“La colazione del mattino lascia / poche briciole, il suo rito è semplice / e leggero, ma necessario / per separare il giorno dalla notte, / la ragione dal sogno, la vita / dalla morte…”, scrive il poeta Attilio Bertolucci. Per tutti noi, ormai da tempo inveterato, la “colazione” (detta anche la “prima” colazione) è il primo pasto del giorno, quello mattiniero che rompe il digiuno notturno. Come sempre la parola racconta storie importanti. La prima attestazione del termine si ha, come spesso è accaduto nell’area europea, in ambito monastico. Nei lunghi digiuni che duravano dall’alba al tramonto, l’astenersi dal cibo per tutta la giornata , soprattutto per chi svolgeva attività lavorativa, risultava gravoso, cosi, prima di coricarsi, si consumava una modesta razione di pane e vino, accompagnata dalla lettura delle Collationes Patrum (vite dei padri della Chiesa di Giuovanni Cassiano). Lo spuntino prese nome collatio, collatione(m).

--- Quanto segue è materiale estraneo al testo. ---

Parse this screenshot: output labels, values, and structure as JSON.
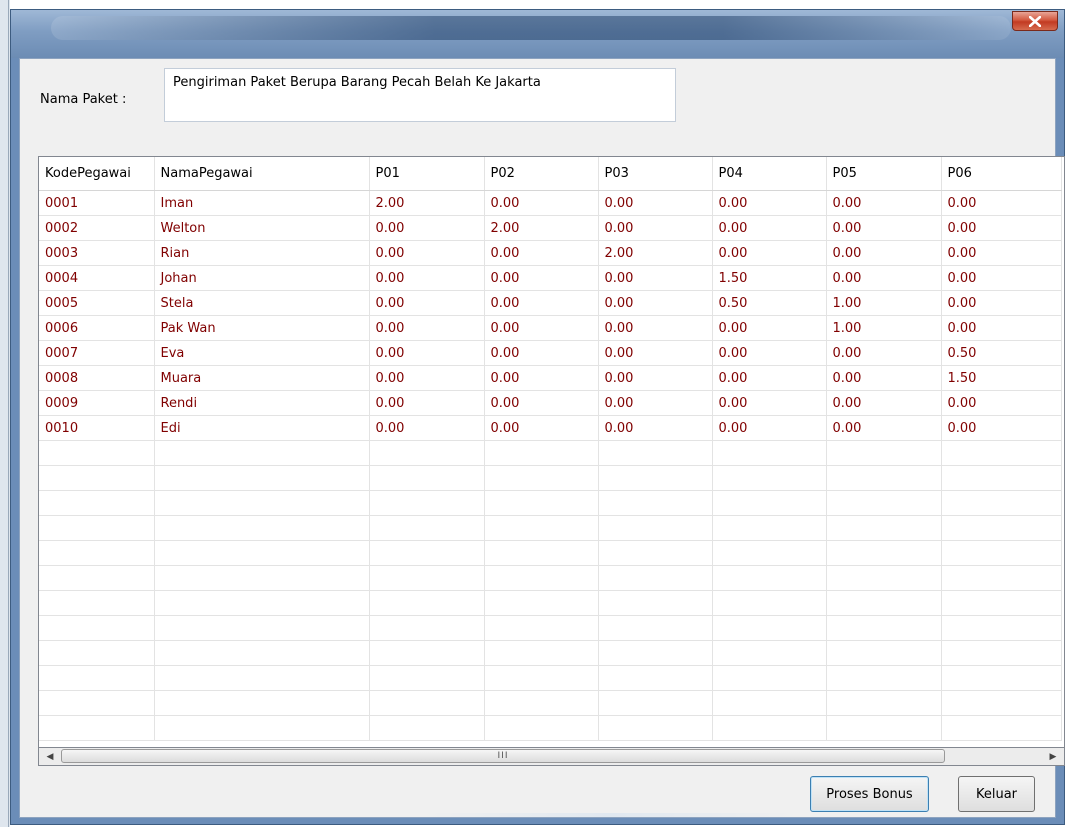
{
  "window": {
    "close_label": "x"
  },
  "form": {
    "nama_paket_label": "Nama Paket :",
    "nama_paket_value": "Pengiriman Paket Berupa Barang Pecah Belah Ke Jakarta"
  },
  "grid": {
    "columns": [
      "KodePegawai",
      "NamaPegawai",
      "P01",
      "P02",
      "P03",
      "P04",
      "P05",
      "P06"
    ],
    "rows": [
      [
        "0001",
        "Iman",
        "2.00",
        "0.00",
        "0.00",
        "0.00",
        "0.00",
        "0.00"
      ],
      [
        "0002",
        "Welton",
        "0.00",
        "2.00",
        "0.00",
        "0.00",
        "0.00",
        "0.00"
      ],
      [
        "0003",
        "Rian",
        "0.00",
        "0.00",
        "2.00",
        "0.00",
        "0.00",
        "0.00"
      ],
      [
        "0004",
        "Johan",
        "0.00",
        "0.00",
        "0.00",
        "1.50",
        "0.00",
        "0.00"
      ],
      [
        "0005",
        "Stela",
        "0.00",
        "0.00",
        "0.00",
        "0.50",
        "1.00",
        "0.00"
      ],
      [
        "0006",
        "Pak Wan",
        "0.00",
        "0.00",
        "0.00",
        "0.00",
        "1.00",
        "0.00"
      ],
      [
        "0007",
        "Eva",
        "0.00",
        "0.00",
        "0.00",
        "0.00",
        "0.00",
        "0.50"
      ],
      [
        "0008",
        "Muara",
        "0.00",
        "0.00",
        "0.00",
        "0.00",
        "0.00",
        "1.50"
      ],
      [
        "0009",
        "Rendi",
        "0.00",
        "0.00",
        "0.00",
        "0.00",
        "0.00",
        "0.00"
      ],
      [
        "0010",
        "Edi",
        "0.00",
        "0.00",
        "0.00",
        "0.00",
        "0.00",
        "0.00"
      ]
    ],
    "empty_rows": 12
  },
  "scrollbar": {
    "thumb_grip": "III"
  },
  "buttons": {
    "proses_label": "Proses Bonus",
    "keluar_label": "Keluar"
  },
  "colors": {
    "cell_text": "#800000",
    "title_bar": "#6b8db8",
    "close_button": "#c23b22"
  }
}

Fuori dai contesti conventuali per tutto il Medioevo la colazione è sinonimo di merenda che interrompe il digiuno mattutino ma anche aperitivo.
Nel Quattrocento dilaga la moda della Colazione: poteva apparecchiarsi in apertura del pranzo, poteva coincidere con gli antipasti. Tanto che ancor oggi esiste una significativa confusione lessicale per cui spesso e volentieri la colazione è il pranzo: da tener presente che la regola di non mangiare prima di aver digerito il pasto precedente impose per molto tempo il limite dei due pasti al giorno. Si deve poi allo zucchero la nascita e il sontuoso evolversi della colazione in età rinascimentale che consisteva nell’esibire un apparato decorativo realizzato esclusivamente con pasta di zucchero.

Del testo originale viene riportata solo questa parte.